Thales’s latest API Threat Report, based on over 4,000 monitored environments, recorded more than 40,000 API-related security incidents across all industries in the first half of 2025 alone. That’s an average of over 220 incidents per day, with projections suggesting the number could exceed 80,000 by year-end.
Why APIs Have Become the Weak Link
While APIs represent just 14% of the digital attack surface, they now attract 44% of advanced bot traffic. That disparity reflects their unique role in the digital economy: APIs aren’t just technical infrastructure, they’re the business logic that keeps transactions, authorisations and customer experiences flowing. When attackers disrupt APIs, the financial impact is immediate – freezing payments, delaying transfers, or locking customers out of essential services.
The report highlights a particularly striking single case: a record-breaking 15 million requests-per-second application-layer DDoS attack targeting a financial services API. Unlike traditional network floods, this was designed to overwhelm the application layer itself. By mimicking legitimate traffic through headless browsers and botnets, attackers make it far harder to distinguish fraud from genuine customer requests.

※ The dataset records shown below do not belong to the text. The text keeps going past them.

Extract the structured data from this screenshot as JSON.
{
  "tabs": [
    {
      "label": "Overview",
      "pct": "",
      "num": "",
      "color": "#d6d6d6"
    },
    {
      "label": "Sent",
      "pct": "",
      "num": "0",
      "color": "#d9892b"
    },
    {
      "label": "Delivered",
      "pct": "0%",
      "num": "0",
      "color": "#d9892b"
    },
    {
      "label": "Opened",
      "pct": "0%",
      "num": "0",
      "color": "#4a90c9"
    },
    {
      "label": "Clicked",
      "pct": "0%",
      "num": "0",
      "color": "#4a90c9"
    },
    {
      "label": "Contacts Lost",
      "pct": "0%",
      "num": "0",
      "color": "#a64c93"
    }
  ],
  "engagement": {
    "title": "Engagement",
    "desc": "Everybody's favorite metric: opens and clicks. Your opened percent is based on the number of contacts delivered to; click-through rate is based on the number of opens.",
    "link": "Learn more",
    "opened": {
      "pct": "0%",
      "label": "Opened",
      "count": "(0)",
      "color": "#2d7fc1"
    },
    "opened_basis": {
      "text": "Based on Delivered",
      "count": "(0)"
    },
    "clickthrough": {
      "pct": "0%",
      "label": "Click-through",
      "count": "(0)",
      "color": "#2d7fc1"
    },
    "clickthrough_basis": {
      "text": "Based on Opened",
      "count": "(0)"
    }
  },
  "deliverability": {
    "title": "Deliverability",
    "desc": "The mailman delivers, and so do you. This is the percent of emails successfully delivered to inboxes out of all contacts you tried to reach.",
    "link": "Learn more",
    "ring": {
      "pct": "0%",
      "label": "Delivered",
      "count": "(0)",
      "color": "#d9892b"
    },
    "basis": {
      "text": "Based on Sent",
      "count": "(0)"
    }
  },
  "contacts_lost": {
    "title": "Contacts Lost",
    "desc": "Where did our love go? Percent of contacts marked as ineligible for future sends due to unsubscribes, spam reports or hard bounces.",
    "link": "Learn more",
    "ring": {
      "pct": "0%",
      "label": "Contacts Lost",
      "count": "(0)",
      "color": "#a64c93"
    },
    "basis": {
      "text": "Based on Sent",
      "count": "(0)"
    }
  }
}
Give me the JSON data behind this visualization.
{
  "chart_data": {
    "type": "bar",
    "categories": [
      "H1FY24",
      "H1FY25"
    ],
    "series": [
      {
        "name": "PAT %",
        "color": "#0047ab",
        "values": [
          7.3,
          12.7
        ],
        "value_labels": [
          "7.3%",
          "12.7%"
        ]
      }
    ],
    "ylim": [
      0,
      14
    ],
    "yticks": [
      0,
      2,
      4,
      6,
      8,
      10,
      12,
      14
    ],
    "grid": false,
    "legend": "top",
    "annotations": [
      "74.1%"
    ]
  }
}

Financial services accounted for 27% of all API-focused DDoS traffic in H1 2025, underscoring the sector’s reliance on APIs for real-time operations such as balance checks, transfers, and payment authorisations. The implications are clear: APIs are no longer just backend tools – they are mission-critical assets that require robust, adaptive protection.

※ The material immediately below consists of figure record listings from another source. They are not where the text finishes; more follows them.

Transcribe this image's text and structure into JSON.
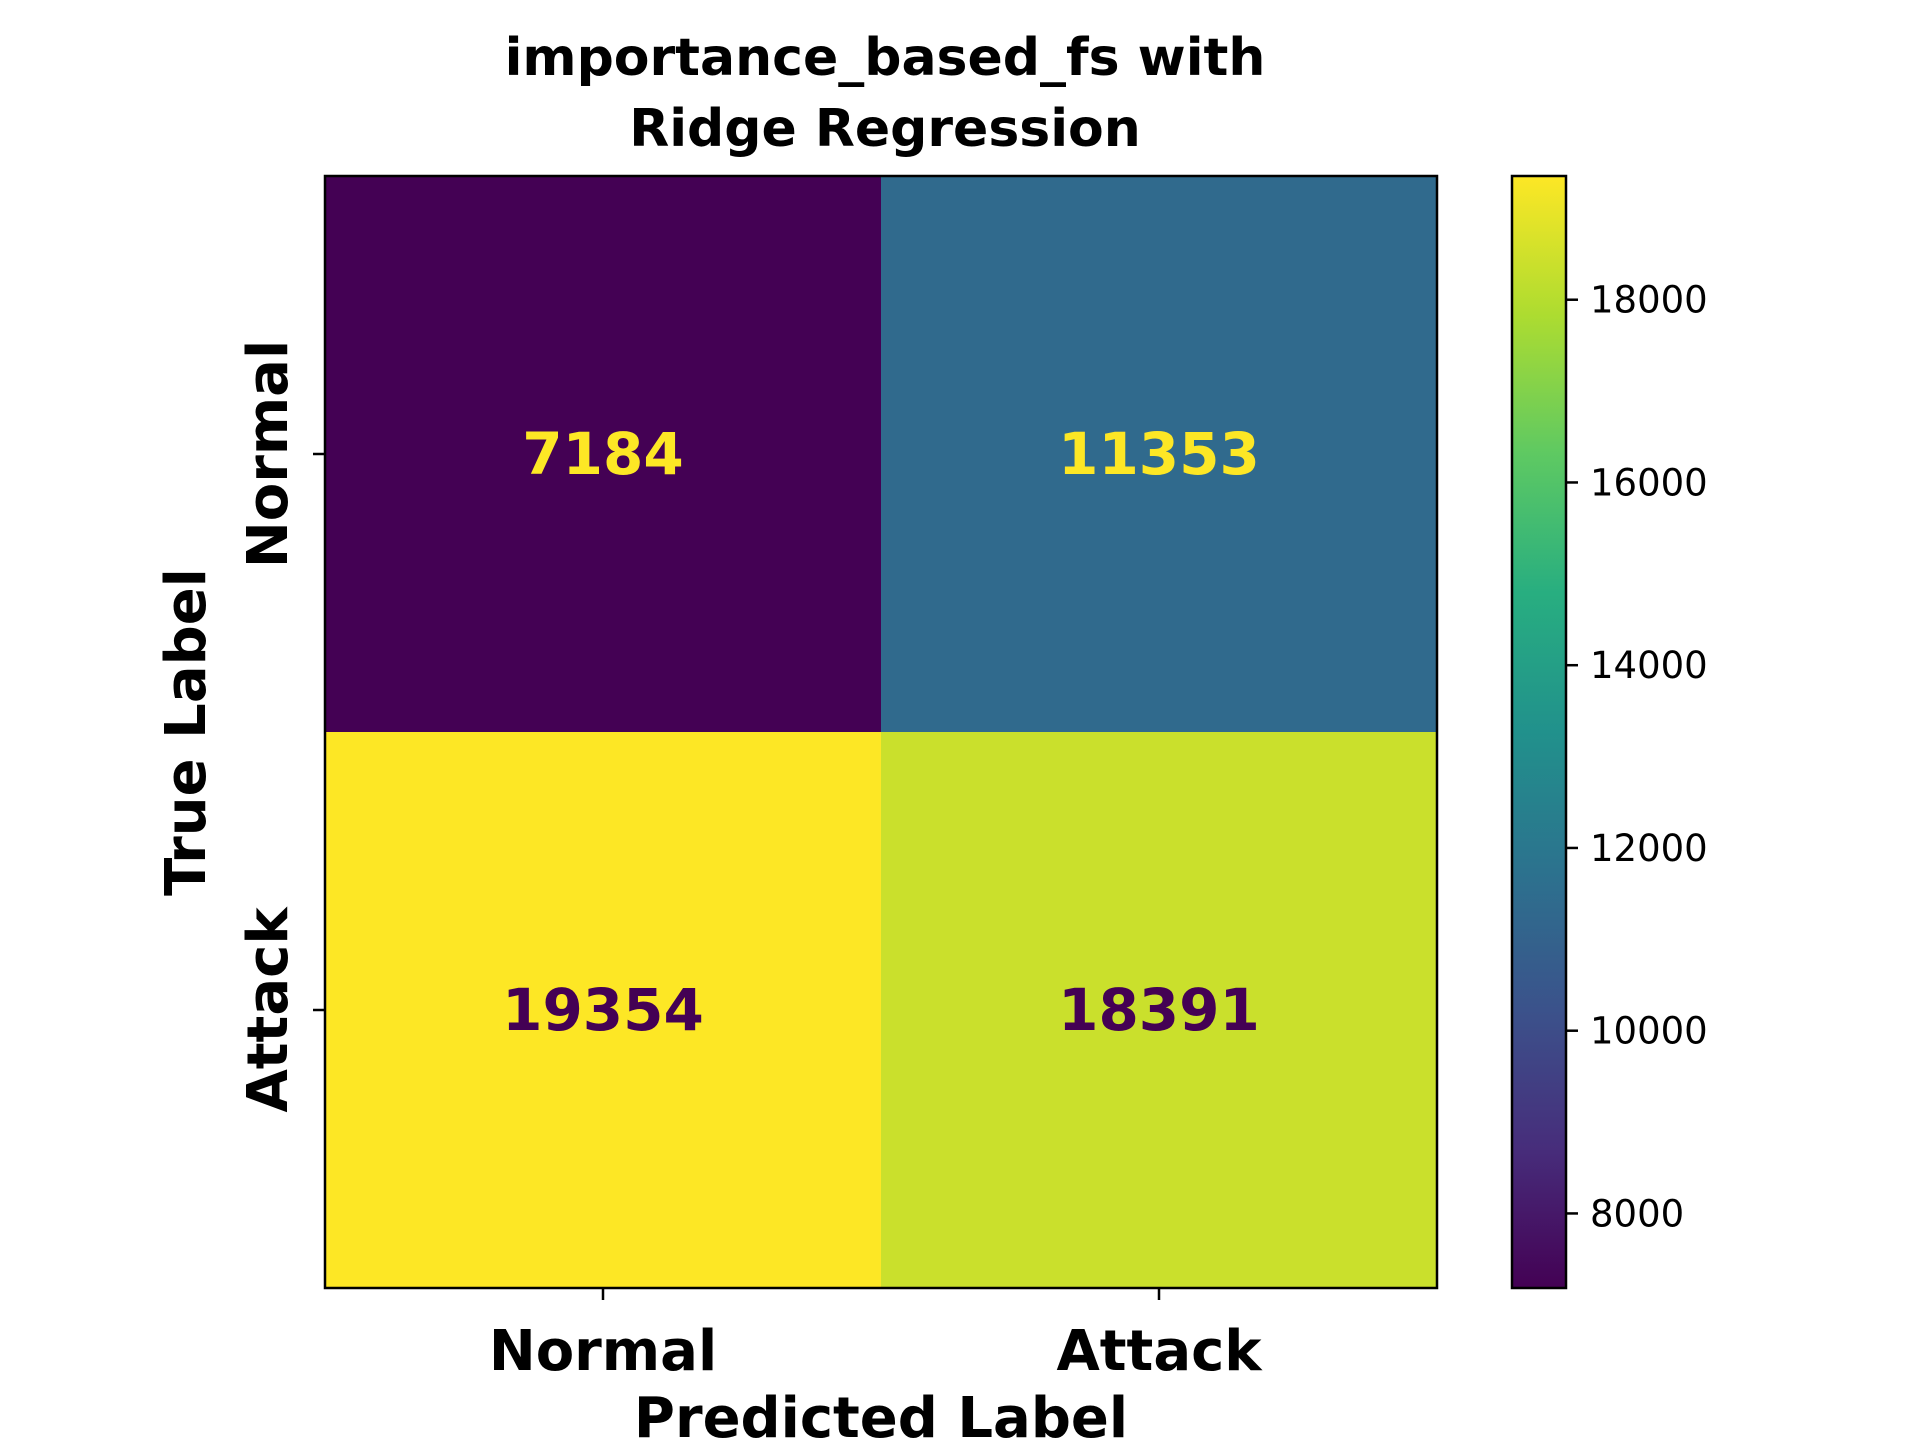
{
  "chart_data": {
    "type": "heatmap",
    "title_lines": [
      "importance_based_fs with",
      "Ridge Regression"
    ],
    "xlabel": "Predicted Label",
    "ylabel": "True Label",
    "x_categories": [
      "Normal",
      "Attack"
    ],
    "y_categories": [
      "Normal",
      "Attack"
    ],
    "values": [
      [
        7184,
        11353
      ],
      [
        19354,
        18391
      ]
    ],
    "colormap": "viridis",
    "colorbar": {
      "min": 7184,
      "max": 19354,
      "ticks": [
        8000,
        10000,
        12000,
        14000,
        16000,
        18000
      ]
    },
    "text_colors": {
      "on_dark": "#fde725",
      "on_light": "#440154"
    }
  }
}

The Changing Nature of API Threats
The Thales report shows APIs are being probed and exploited in multiple ways:
- Data access APIs (37%) and checkout/payment endpoints (32%) top the target list, reflecting their direct revenue potential.
- Credential-stuffing attacks on APIs without adaptive MFA rose by 40% on APIs without adaptive MFA.
- Data scraping now accounts for 31% of malicious API traffic, often aimed at harvesting personal and financial details.
- Shadow APIs, or undocumented endpoints, remain a critical blind spot, typically making up 10–20% of active APIs than they are aware of.
For financial services firms, the risk is compounded by scale. APIs are the nervous system of real-time banking and trading, and any weakness can ripple quickly into lost revenue, reputational damage, or regulatory exposure.
What this Means for Financial Services
For executives in banking, insurance, and trading, the findings point to a simple reality: API security is business security. Criminals don’t need to develop new malware when they can exploit existing business logic, such as approving fraudulent payments, scraping sensitive records, or exploiting discount loops to drain value from financial ecosystems.
The challenge is not just one of defence, but of visibility. Many firms still lack a complete inventory of the APIs in use across their systems. As the Thales report makes clear, discovering every live endpoint and understanding its business role is the foundation of any defence strategy.
Looking Ahead
The second half of 2025 is unlikely to bring relief. If current trends hold, we could see over 80,000 API incidents by year’s end. With regulators sharpening their focus on operational resilience and data protection, the pressure is on for financial institutions to treat API security not as an IT issue, but as a board-level priority.
APIs are the connective tissue of the digital economy. For the financial sector, protecting them means protecting the flow of capital itself. The cost of inaction is not just downtime – it’s trust, compliance, and competitive edge.